Seerr is an open-source media request and discovery manager integrating with media servers like Jellyfin, Plex, and Emby. The vulnerability CVE-2026-27707 arises from an authentication guard logic flaw in the POST /api/v1/auth/jellyfin endpoint. Specifically, when Seerr is configured to use Plex as its media server type (settings.main.mediaServerType = PLEX), with Jellyfin IP unset (settings.jellyfin.ip = ""), and new Plex login enabled (settings.main.newPlexLogin = true), an attacker can bypass authentication. The attacker sets up a malicious Jellyfin server and tricks Seerr into authenticating against it, allowing the attacker to register a new Seerr account without valid credentials. This results in an authenticated session with default user permissions, permitting the attacker to interact with the application, including submitting media requests to Radarr and Sonarr. The flaw is due to improper validation of the authentication source and failure to enforce correct authentication channels. The vulnerability affects all Seerr versions from 2.0.0 up to 3.1.0 and is fixed in version 3.1.0. The CVSS 3.1 score of 7.3 indicates a high-severity issue exploitable remotely without authentication or user interaction, impacting confidentiality, integrity, and availability of the system. No public exploits have been reported yet, but the ease of exploitation and potential impact warrant prompt remediation.

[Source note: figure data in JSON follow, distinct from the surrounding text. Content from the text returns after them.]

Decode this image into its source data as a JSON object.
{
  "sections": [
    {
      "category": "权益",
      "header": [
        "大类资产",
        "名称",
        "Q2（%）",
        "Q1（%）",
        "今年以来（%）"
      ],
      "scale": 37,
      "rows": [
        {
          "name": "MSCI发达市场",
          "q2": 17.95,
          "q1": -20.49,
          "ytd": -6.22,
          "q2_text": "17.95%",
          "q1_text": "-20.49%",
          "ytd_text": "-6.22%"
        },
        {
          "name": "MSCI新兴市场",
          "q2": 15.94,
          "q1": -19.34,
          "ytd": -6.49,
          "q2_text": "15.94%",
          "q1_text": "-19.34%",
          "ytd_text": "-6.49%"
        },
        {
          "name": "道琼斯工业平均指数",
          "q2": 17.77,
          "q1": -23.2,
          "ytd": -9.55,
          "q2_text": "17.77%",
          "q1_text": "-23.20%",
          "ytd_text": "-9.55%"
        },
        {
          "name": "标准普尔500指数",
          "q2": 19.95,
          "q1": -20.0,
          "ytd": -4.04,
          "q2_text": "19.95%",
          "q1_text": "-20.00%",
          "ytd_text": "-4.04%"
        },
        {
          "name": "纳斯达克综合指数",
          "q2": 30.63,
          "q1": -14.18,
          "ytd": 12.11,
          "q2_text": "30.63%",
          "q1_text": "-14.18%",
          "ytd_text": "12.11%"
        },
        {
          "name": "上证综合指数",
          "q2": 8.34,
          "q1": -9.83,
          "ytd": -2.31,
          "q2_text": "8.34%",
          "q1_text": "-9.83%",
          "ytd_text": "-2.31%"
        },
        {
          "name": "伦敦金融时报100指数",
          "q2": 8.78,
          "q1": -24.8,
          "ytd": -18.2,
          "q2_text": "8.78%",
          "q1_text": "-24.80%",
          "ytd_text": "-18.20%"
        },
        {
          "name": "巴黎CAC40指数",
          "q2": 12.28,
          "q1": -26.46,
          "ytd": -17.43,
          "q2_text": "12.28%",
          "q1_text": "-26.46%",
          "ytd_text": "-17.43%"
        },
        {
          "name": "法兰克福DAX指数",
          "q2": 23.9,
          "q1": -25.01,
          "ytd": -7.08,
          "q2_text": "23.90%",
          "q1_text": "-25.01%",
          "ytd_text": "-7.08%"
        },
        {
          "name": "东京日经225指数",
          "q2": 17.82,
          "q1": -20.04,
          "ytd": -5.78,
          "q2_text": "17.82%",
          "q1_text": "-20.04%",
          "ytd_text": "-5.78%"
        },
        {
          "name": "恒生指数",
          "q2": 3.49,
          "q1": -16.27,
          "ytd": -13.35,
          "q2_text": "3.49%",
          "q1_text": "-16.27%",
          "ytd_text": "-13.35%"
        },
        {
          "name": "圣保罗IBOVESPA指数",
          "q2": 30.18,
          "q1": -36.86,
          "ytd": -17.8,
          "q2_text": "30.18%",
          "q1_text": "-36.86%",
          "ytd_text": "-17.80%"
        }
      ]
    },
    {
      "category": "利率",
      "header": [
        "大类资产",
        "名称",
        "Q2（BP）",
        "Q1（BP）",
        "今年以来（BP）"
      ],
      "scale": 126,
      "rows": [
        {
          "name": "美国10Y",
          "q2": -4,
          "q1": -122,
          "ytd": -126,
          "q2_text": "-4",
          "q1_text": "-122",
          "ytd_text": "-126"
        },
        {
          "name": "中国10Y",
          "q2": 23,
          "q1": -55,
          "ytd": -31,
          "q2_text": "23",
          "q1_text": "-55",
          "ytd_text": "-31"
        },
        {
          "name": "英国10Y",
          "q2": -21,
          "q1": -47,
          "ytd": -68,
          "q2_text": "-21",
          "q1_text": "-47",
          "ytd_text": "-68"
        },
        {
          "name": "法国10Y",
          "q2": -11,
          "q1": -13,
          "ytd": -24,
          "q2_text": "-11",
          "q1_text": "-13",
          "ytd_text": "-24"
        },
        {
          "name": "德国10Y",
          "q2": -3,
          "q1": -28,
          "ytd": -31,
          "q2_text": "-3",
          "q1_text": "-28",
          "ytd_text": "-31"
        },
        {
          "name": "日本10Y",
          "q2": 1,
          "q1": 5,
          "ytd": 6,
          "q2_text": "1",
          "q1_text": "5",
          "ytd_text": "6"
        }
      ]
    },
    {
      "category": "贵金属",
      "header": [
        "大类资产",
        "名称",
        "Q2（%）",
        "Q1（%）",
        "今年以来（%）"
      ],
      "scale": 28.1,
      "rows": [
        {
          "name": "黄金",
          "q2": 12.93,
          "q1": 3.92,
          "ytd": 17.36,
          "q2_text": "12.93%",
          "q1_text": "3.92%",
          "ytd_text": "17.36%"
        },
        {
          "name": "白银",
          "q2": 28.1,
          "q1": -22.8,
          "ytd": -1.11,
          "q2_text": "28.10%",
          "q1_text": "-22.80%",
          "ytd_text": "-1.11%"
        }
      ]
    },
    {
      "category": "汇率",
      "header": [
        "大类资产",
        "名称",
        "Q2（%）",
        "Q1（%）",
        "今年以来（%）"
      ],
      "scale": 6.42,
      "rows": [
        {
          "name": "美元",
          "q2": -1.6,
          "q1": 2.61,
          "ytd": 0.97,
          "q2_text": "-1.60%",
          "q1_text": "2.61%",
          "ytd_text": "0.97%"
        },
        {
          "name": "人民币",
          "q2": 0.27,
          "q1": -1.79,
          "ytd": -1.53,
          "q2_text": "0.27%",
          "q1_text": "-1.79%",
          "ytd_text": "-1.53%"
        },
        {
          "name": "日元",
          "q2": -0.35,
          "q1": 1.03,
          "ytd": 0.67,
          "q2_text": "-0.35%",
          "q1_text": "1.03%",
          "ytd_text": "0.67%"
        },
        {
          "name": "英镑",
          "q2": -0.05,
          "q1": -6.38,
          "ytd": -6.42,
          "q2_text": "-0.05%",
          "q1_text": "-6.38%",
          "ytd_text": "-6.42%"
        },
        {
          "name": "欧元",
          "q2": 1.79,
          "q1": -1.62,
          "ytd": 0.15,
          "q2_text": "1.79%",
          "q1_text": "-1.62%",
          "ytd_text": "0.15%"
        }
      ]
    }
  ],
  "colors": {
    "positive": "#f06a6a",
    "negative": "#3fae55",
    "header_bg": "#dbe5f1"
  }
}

Organizations running Seerr versions between 2.0.0 and 3.0.x with Plex configured and default Jellyfin settings are at risk of unauthorized access. An attacker can gain authenticated sessions without credentials, potentially leading to unauthorized media requests and manipulation of integrated services like Radarr and Sonarr. This could result in resource misuse, exposure of media request data, and disruption of media management workflows. While the default permissions limit the attacker's capabilities, the breach of authentication undermines system integrity and confidentiality. Additionally, attackers could use this foothold to pivot within the network or escalate privileges if other vulnerabilities exist. Media server environments in home, small business, or community settings relying on Seerr for media management are particularly vulnerable. The vulnerability does not require user interaction and can be exploited remotely, increasing the risk of widespread attacks if unpatched.

Upgrade Seerr to version 3.1.0 or later, where this authentication bypass vulnerability is fixed. For environments where immediate upgrade is not feasible, administrators should disable the new Plex login feature (settings.main.newPlexLogin = false) to prevent the vulnerable authentication path. Additionally, explicitly configure the Jellyfin IP setting (settings.jellyfin.ip) to a valid, trusted address rather than leaving it blank to avoid fallback to insecure defaults. Network-level controls should restrict access to the Seerr API endpoints, allowing only trusted clients and servers. Monitoring and logging authentication attempts to detect unusual or unauthorized registrations can help identify exploitation attempts. Finally, review and harden integration points with Radarr and Sonarr to limit the impact of unauthorized requests, including applying least privilege principles and validating incoming requests.